Luis Moreno-Napoles is a facilitator of objects shaped at a distance by women who passed their ethic of handwork into their families. Hand-made meshes in unruly fiber, thickened with nourishing foodstuffs and incorporations of plastic color. The meshes are loose and rough; nets that could keep things together, like the bright matrices of fruit and vegetable sacks that form little stained-glass panes of devotion. If my value(s) can’t be translated for you, will you re-articulate me into your own legibility?
Paired sculptures lapped in a frenzy of come-hither detail: characters from a story of Los Angeles on fire in which the sensitive human, with ears, nose, and throat, is caught between boisterous mechanical guardians of air quality. Benjamin Reiss is thrown into intensive exposition of the inner workings of a couple of appliances – workings already overloaded and fugitive – probing at the origins and operations of knowledge.
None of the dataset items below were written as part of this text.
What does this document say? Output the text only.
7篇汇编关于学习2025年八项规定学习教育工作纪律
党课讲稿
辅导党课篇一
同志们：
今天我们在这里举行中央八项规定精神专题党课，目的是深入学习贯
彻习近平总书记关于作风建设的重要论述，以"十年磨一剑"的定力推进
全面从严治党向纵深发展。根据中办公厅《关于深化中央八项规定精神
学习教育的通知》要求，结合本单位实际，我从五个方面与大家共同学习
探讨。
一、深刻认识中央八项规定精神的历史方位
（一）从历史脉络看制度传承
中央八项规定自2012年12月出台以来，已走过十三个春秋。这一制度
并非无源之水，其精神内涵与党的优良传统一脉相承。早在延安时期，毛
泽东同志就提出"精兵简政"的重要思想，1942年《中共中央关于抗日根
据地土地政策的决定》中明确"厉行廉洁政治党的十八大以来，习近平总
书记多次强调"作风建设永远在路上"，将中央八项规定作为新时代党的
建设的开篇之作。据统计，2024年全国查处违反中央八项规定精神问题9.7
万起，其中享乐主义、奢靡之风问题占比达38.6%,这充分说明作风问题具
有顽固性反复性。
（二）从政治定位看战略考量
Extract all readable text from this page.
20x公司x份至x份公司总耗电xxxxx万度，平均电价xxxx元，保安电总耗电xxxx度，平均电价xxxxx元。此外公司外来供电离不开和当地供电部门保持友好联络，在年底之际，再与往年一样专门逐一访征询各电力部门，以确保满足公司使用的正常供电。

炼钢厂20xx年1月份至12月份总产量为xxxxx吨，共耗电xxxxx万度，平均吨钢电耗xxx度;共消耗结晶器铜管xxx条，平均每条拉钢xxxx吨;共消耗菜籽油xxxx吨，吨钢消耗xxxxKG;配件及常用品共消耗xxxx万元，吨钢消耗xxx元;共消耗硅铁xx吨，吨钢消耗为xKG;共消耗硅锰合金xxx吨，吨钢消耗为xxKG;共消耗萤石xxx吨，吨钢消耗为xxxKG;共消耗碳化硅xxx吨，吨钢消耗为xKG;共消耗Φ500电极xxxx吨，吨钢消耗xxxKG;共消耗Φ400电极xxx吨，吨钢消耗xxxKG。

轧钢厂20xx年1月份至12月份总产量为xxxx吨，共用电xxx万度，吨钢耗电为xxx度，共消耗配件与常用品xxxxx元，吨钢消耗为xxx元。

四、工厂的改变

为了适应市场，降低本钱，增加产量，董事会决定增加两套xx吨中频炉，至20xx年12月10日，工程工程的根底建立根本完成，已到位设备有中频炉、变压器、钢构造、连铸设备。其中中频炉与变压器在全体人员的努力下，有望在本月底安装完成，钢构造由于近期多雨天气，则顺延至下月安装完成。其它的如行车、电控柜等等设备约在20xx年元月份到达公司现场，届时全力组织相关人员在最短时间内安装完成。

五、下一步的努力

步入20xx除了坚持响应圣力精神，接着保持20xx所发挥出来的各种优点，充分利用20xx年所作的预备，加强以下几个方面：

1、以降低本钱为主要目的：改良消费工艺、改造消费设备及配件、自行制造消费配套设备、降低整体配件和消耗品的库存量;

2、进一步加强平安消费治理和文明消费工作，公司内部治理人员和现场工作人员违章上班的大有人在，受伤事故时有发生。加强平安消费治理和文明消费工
Approaching a ditch in southern Colorado, Kelsey Rogers looks at a system for collective management of land, resources, and water. Her work points to the materiality of this site, one of two remaining commons in the United States.
Laura Solomon claims that ‘healing’ is a socially constructed fallacy. She posits alternatives in science fiction, watercolor drawings, sound performance, medical bureaucracy, and a bluegrass hymn. Together they address economic and religious structures that support the erasure of women’s labor and generational translations of violence.
Free admission and open to the public.
Gallery Hours | Tuesday - Saturday | 12:00 – 6:00 p.m.